The Process to Operationalize New Billing Requirements
While the process may vary slightly across organizations, most will have to undertake a similar process in order to operationalize these new proposed billing requirements. We estimate that the process could take 6 to 9 months to successfully implement. At a high level, the process includes the following steps (which has been taken directly from Northwestern Medicine [NM]’s comments to CMS):
  1. Establish front-end process to identify patients and claims for whom and to which the billing methodology must be applied.
  2. Build logic in Epic to appropriately bundle visits for all treatment plans to ensure accurate tracking and billing.
  3. Build logic in Epic to drop new prospective HCPCS codes.
  4. Build logic to zero out existing  HCPCS codes.
  5. Establish back-end process for updating and posting zeroed out HCPCS codes.
At NM, claims are generated from an automatic field from the Epic Accounts Receivable (AR) System. Thus, in order to submit a zero-dollar claim, charges must be entered as $0 in the AR System. However, doing so would wreak havoc on internal cost tracking as items listed as $0 in the AR System would also be seen as $0 in internal cost accounting. Correcting these entries to ensure accurate budgets, profit and loss statements, and other financial documents would be extremely burdensome.

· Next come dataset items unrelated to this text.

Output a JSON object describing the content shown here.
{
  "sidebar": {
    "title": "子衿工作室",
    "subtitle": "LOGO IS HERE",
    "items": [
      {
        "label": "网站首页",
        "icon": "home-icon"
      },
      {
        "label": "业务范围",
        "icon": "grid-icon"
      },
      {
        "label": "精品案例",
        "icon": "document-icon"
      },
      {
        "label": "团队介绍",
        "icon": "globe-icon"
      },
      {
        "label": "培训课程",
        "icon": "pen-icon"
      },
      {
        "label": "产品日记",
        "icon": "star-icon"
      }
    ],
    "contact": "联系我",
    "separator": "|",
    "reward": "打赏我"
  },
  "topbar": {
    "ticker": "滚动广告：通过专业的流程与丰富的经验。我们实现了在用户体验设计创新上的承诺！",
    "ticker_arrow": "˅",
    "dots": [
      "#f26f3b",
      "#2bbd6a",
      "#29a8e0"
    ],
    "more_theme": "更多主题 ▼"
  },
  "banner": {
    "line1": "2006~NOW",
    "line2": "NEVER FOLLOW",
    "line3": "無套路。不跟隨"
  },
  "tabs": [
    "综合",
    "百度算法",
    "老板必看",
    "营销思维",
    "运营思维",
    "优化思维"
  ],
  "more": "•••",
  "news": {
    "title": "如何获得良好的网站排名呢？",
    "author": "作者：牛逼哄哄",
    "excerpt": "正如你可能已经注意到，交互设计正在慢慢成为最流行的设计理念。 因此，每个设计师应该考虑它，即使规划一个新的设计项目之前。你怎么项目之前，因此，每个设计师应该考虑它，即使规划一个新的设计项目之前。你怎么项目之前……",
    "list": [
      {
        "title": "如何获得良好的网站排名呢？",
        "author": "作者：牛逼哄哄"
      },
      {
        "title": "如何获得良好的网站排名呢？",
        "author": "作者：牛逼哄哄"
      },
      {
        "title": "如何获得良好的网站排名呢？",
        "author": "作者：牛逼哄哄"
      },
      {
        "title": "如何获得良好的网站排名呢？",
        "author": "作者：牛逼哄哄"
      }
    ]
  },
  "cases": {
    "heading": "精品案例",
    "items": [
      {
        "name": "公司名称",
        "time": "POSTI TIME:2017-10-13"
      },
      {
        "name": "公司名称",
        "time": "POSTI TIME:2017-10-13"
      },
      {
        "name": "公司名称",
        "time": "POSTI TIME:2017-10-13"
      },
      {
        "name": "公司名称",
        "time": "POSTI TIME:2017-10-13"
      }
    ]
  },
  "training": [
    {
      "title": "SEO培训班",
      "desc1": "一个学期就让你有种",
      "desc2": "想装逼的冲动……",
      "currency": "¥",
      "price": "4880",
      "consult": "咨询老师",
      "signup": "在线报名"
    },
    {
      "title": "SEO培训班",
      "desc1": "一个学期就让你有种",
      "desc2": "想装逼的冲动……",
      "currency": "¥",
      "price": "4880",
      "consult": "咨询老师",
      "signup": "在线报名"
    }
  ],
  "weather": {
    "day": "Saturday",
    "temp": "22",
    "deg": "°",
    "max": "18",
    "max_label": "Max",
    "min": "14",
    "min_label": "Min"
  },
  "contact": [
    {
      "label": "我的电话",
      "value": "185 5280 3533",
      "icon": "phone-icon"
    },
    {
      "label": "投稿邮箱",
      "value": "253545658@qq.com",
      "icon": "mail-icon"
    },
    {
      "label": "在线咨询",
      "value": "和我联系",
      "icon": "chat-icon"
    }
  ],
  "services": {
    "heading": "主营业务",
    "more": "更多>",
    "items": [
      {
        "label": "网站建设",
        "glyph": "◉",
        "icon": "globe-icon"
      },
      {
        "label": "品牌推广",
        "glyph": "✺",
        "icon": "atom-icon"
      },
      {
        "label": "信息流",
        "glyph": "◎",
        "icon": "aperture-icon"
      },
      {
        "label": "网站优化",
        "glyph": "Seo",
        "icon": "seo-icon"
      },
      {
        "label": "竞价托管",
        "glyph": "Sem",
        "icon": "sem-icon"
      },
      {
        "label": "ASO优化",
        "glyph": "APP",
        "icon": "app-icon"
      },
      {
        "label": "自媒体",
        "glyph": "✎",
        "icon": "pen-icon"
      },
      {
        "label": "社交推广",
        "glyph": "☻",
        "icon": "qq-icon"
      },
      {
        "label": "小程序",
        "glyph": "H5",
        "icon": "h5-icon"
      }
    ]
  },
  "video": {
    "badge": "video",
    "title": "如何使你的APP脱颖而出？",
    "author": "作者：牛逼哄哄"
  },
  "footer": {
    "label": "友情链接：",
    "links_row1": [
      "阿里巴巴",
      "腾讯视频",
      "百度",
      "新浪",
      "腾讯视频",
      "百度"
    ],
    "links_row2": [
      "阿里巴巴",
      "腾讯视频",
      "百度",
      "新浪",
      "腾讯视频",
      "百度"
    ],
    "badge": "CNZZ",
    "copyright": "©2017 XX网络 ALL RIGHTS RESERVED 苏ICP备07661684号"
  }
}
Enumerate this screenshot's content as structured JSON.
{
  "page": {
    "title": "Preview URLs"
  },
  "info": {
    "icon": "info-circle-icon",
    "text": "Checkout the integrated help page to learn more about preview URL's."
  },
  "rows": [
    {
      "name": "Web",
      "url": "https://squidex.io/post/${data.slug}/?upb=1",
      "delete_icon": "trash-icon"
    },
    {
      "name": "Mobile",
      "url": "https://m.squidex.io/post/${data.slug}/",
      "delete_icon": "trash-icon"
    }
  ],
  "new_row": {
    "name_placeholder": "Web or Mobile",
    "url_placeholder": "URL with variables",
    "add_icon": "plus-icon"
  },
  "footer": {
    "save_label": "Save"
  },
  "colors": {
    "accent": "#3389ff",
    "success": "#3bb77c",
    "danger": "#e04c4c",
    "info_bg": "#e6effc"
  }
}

NM has identified one potential solution to avoid this back-end work: permit the original HCPCS payments to be listed in the “non-covered charges” claim column, while $0 would be entered in the “covered charges” column. This information, along with detailed billing instructions (type of claim form, necessary claim lines, etc), will hopefully be included in the final rule. 

Additional Challenges
The following issues further complicate the operationalization of the proposed billing process (partially taken from NM’s comments to CMS):
  • Coordination between technical and professional participants: In order to ensure that the appropriate codes are submitted with no-pay amounts, professional and technical participants must coordinate their processes. For example, if radiation therapy is first administered on day five of an episode, the technical participant’s billing team must know to only zero out claims for the subsequent 85 days. This unique logic must be established for each patient.
  • Use of third-party billing companies: Many providers and health systems rely on external third-party vendors to complete their billing. RO Model participants will require time to determine how to best partner with these entities to ensure appropriate billing.
Conclusion
NM believes that, when done right, alternative payment models can help further incentivize the efficient delivery of high-quality care. In order for APMs to be successful, providers require sufficient time for planning and implementation. APMs featuring prospective payment carry a unique time-intensive challenges.

If CMS wants providers to execute a new billing system, it must give them the time to do so. At a minimum, the RO Model start date should be pushed back to October 1, 2020.